LA CHRONIQUE DE THÉO MOY - Alors que les morts se comptent pas dizaines de milliers à Gaza, Théo Moy interroge cette forme d’indifférence qui peut saisir les occidentaux face à ces drames humains.
Cinq mois après l’attaque du Hamas en Israël, la situation à Gaza inquiète les observateurs internationaux. La réaction des pays occidentaux est-elle à la hauteur du drame ?
5.000, 10.000, 15.000, 20.000, 25.000, puis 30.000 morts recensés par le Hamas, à Gaza. Pourtant, depuis notre pays occidental, nous semblons sourds au drame que subissent les Palestiniens, assaillis par les bombes et la faim. Le mal qui nous guette, à l’abri dans nos pays riches, c’est celui de l’indifférence. Cette indifférence, nous la côtoyons de très près, quand nous viennent les informations de Gaza et que nous fermons nos oreilles et nos cœurs.
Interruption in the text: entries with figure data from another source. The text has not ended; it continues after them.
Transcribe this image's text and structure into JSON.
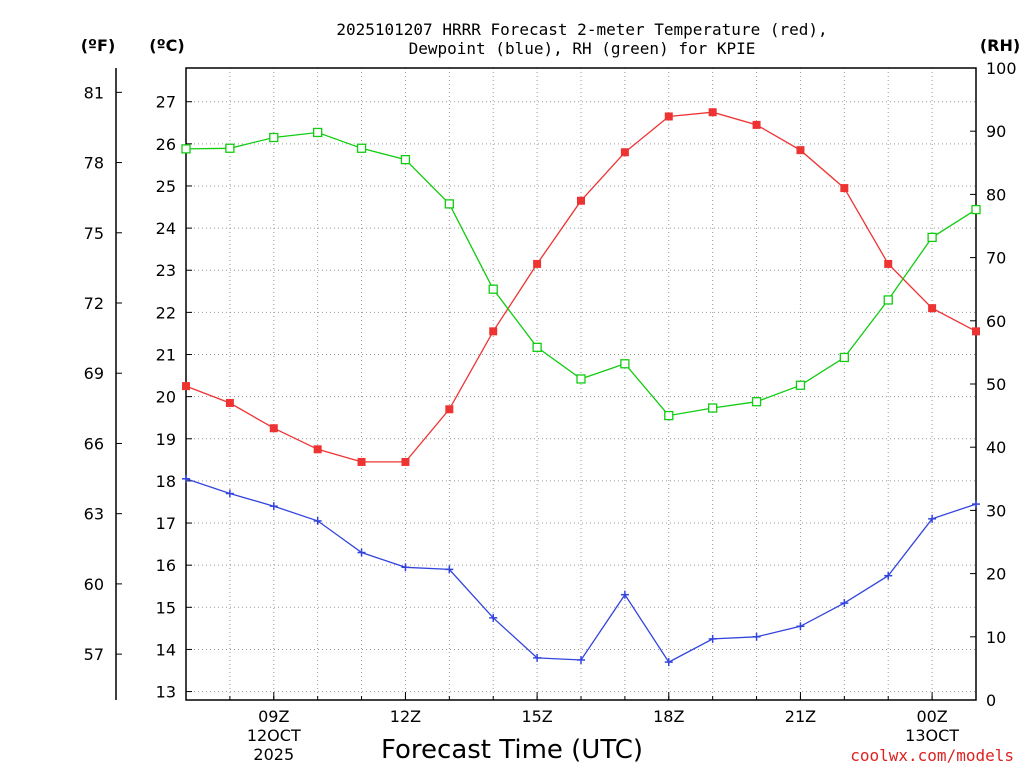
{
  "chart_data": {
    "type": "line",
    "title_line1": "2025101207 HRRR Forecast 2-meter Temperature (red),",
    "title_line2": "Dewpoint (blue), RH (green) for KPIE",
    "xlabel": "Forecast Time (UTC)",
    "credit": "coolwx.com/models",
    "units": {
      "fahrenheit": "(ºF)",
      "celsius": "(ºC)",
      "rh": "(RH)"
    },
    "x": [
      7,
      8,
      9,
      10,
      11,
      12,
      13,
      14,
      15,
      16,
      17,
      18,
      19,
      20,
      21,
      22,
      23,
      24,
      25
    ],
    "xlim": [
      7,
      25
    ],
    "x_ticks": [
      {
        "x": 9,
        "label": "09Z",
        "sub1": "12OCT",
        "sub2": "2025"
      },
      {
        "x": 12,
        "label": "12Z",
        "sub1": "",
        "sub2": ""
      },
      {
        "x": 15,
        "label": "15Z",
        "sub1": "",
        "sub2": ""
      },
      {
        "x": 18,
        "label": "18Z",
        "sub1": "",
        "sub2": ""
      },
      {
        "x": 21,
        "label": "21Z",
        "sub1": "",
        "sub2": ""
      },
      {
        "x": 24,
        "label": "00Z",
        "sub1": "13OCT",
        "sub2": ""
      }
    ],
    "celsius_axis": {
      "ylim": [
        12.8,
        27.8
      ],
      "ticks": [
        13,
        14,
        15,
        16,
        17,
        18,
        19,
        20,
        21,
        22,
        23,
        24,
        25,
        26,
        27
      ]
    },
    "fahrenheit_ticks": [
      57,
      60,
      63,
      66,
      69,
      72,
      75,
      78,
      81
    ],
    "rh_axis": {
      "ylim": [
        0,
        100
      ],
      "ticks": [
        0,
        10,
        20,
        30,
        40,
        50,
        60,
        70,
        80,
        90,
        100
      ]
    },
    "series": [
      {
        "name": "Temperature",
        "axis": "celsius",
        "color": "#ee3333",
        "marker": "filled-square",
        "values": [
          20.25,
          19.85,
          19.25,
          18.75,
          18.45,
          18.45,
          19.7,
          21.55,
          23.15,
          24.65,
          25.8,
          26.65,
          26.75,
          26.45,
          25.85,
          24.95,
          23.15,
          22.1,
          21.55
        ]
      },
      {
        "name": "Dewpoint",
        "axis": "celsius",
        "color": "#3344dd",
        "marker": "plus",
        "values": [
          18.05,
          17.7,
          17.4,
          17.05,
          16.3,
          15.95,
          15.9,
          14.75,
          13.8,
          13.75,
          15.3,
          13.7,
          14.25,
          14.3,
          14.55,
          15.1,
          15.75,
          17.1,
          17.45
        ]
      },
      {
        "name": "RH",
        "axis": "rh",
        "color": "#11cc11",
        "marker": "open-square",
        "values": [
          87.2,
          87.3,
          89.0,
          89.8,
          87.3,
          85.5,
          78.5,
          65.0,
          55.8,
          50.8,
          53.2,
          45.0,
          46.2,
          47.2,
          49.8,
          54.2,
          63.3,
          73.2,
          77.6
        ]
      }
    ]
  }
}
Mais elle nous saute aussi à la gorge, lorsque dans le métro, au coin de la rue, une femme pauvre habillée de haillons tend la main, ou un jeune homme hausse la voix pour demander de l’aide, quelques centimes pour un sandwich, dix balles pour une chambre d’hôtel.
L’indifférence, c’est une protection naturelle, bienvenue, face à un monde trop dur, trop brutal et trop violent. Un monde que l’on préfère ignorer. Prendre en compte ce monde, ce serait tomber dans le désarroi, le désespoir, la peur.
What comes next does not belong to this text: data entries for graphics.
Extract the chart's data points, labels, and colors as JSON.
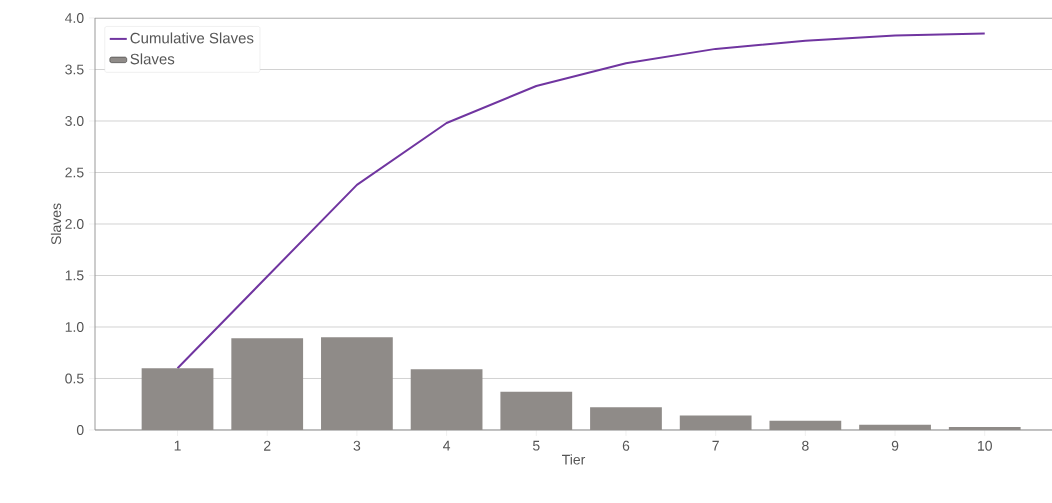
{
  "chart_data": {
    "type": "bar",
    "xlabel": "Tier",
    "ylabel": "Slaves",
    "categories": [
      "1",
      "2",
      "3",
      "4",
      "5",
      "6",
      "7",
      "8",
      "9",
      "10"
    ],
    "series": [
      {
        "name": "Cumulative Slaves",
        "type": "line",
        "color": "#7035a0",
        "values": [
          0.6,
          1.49,
          2.38,
          2.98,
          3.34,
          3.56,
          3.7,
          3.78,
          3.83,
          3.85
        ]
      },
      {
        "name": "Slaves",
        "color": "#8f8b88",
        "values": [
          0.6,
          0.89,
          0.9,
          0.59,
          0.37,
          0.22,
          0.14,
          0.09,
          0.05,
          0.03
        ]
      }
    ],
    "ylim": [
      0,
      4.0
    ],
    "yticks": [
      0,
      {
        "value": 0.5,
        "label": "0.5"
      },
      {
        "value": 1.0,
        "label": "1.0"
      },
      {
        "value": 1.5,
        "label": "1.5"
      },
      {
        "value": 2.0,
        "label": "2.0"
      },
      {
        "value": 2.5,
        "label": "2.5"
      },
      {
        "value": 3.0,
        "label": "3.0"
      },
      {
        "value": 3.5,
        "label": "3.5"
      },
      {
        "value": 4.0,
        "label": "4.0"
      }
    ],
    "grid": "y",
    "legend": "top left"
  }
}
L’indifférence est un confort, un confort bourgeois. Le confort de ceux qui peuvent vivre au mieux, dans les meilleures des conditions, en ignorant volontairement que tous les humains ne partagent pas la même existence.
Le premier remède à l’indifférence est la relation. Cet inconnu qui mendie au carrefour à côté de chez nous, devient un voisin si l’on se met à discuter avec lui. La pitié met à distance, elle éloigne, et nous fait imaginer des choses qui sont parfois bien pires que la réalité. Alors évidemment, il est difficile d’entrer aujourd’hui en relation avec les palestiniens piégés à Gaza. Mais on peut penser à eux, ne pas les oublier malgré les semaines qui défilent, leur accorder une petite place dans nos vies.
Et de la relation, nous glissons naturellement à l’engagement, qui est le deuxième remède à l’indifférence. S’engager dans des maraudes, créer un café associatif, militer dans une ONG, c’est non seulement refuser de détourner le regard, mais aussi prendre la réalité à bras le corps, et vouloir la changer.
À hauteur d’homme et de femme, l’indifférence se comprend. Elle est un penchant naturel. Mais à une échelle collective, politique, elle devient une faute inexcusable. Lorsque l’on apprend que la couverture médiatique de la situation à Gaza dans les journaux télévisés baisse, lorsque l’on entend des responsables politiques minimiser cette situation, on tombe dans le domaine de l’insupportable.
Antonio Gramsci, philosophe italien, a publié dans les années 20 un texte célèbre, Pourquoi je hais l’indifférence. Il s’adresse directement aux indifférents : "Je demande à chacun d’eux de rendre compte de la façon dont il a rempli le devoir que la vie lui a donné et lui donne chaque jour, de ce qu’il a fait et spécialement de ce qu’il n’a pas fait". Face à l’indifférence, choisissons, avec Gramsci, l’indignation.